Infine, è interessante citare il recente lavoro di Marta Ferreyra, che basandosi su stime statistiche degli effetti di un sistema di vouchers, mostra i risultati della simulazione di un sistema di vouchers generalizzato nell’area di Chicago. Oltre agli effetti già considerati (miglioramento della performance delle scuole e degli studenti), questo lavoro ne riscontra altri: un aumento del numero delle scuole private, e un forte effetto sulle scelte residenziali delle famiglie (che in parte migrano verso zone dove i prezzi delle case sono più bassi, per poi mandare i propri figli ad una scuola privata).

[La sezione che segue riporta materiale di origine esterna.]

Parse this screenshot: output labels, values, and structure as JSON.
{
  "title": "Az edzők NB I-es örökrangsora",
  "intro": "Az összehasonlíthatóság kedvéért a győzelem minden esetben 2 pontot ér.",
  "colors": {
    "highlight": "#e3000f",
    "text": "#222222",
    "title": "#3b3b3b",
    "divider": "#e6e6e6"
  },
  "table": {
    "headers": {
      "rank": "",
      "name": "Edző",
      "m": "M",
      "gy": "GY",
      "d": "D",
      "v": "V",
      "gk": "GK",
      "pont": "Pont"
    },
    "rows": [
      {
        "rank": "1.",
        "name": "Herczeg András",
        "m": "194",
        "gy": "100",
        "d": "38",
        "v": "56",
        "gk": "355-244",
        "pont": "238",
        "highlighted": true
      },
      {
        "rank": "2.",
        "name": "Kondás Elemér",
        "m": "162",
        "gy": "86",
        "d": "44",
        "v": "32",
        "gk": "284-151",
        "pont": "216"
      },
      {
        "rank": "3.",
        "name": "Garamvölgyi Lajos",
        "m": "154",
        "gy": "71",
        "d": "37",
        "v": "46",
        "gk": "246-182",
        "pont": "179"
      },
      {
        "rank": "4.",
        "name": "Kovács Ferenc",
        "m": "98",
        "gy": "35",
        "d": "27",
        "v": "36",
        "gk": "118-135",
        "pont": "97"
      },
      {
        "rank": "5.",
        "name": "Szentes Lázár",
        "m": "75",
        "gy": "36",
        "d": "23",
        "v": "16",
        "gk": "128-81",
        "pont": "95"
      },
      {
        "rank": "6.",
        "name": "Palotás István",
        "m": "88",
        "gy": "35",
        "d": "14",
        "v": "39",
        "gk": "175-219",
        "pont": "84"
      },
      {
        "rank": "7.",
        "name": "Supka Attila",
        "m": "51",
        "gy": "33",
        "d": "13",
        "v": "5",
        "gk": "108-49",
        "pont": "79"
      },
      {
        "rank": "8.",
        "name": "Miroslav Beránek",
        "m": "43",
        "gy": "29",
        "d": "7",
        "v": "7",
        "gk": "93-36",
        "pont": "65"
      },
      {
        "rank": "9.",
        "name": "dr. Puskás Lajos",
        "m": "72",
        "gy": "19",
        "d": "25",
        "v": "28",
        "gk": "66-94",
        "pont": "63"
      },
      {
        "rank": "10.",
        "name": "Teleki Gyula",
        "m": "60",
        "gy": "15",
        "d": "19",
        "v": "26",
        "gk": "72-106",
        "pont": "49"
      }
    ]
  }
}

L’effetto di tale sistema è diverso a seconda dell’ammontare del voucher: in generale una maggioranza ne beneficia, ma i più poveri ne beneficiano solo per elevati ammontari del voucher. Inoltre, escludere le scuole religiose dal sistema non è una buona idea: Ferreyra mostra che questo riduce il welfare in caso di presenza consistente di famiglie che desiderano, ad esempio, una educazione cattolica per i propri figli.
Il messaggio generale è che gli effetti cambiano in modo sostanziale a seconda di come è disegnato il sistema: il diavolo, si sa, sta nei dettagli.
Anche in Italia?
Quello che possiamo consigliare al ministro Padoa Schioppa è di buttare via il Quaderno Bianco sulla Scuola, e di chiedere a due o tre economisti esperti di policy evaluation (ce ne sono parecchi italiani, alcuni in Italia e altri all’estero in prestigiose università) di studiare un randomized experiment (ovvero un progetto pilota che scelga casualmente i partecipanti in modo da poter valutare il suo effetto in maniera statisticamente corretta) per mettere in piedi un sistema di vouchers. Dopodiché, renda pubblici i risultati, e lasci piena libertà alle singole regioni di decidere se implementare un sistema simile o no.
Vogliamo scommettere che sarà meglio di qualsiasi commissione di valutazione?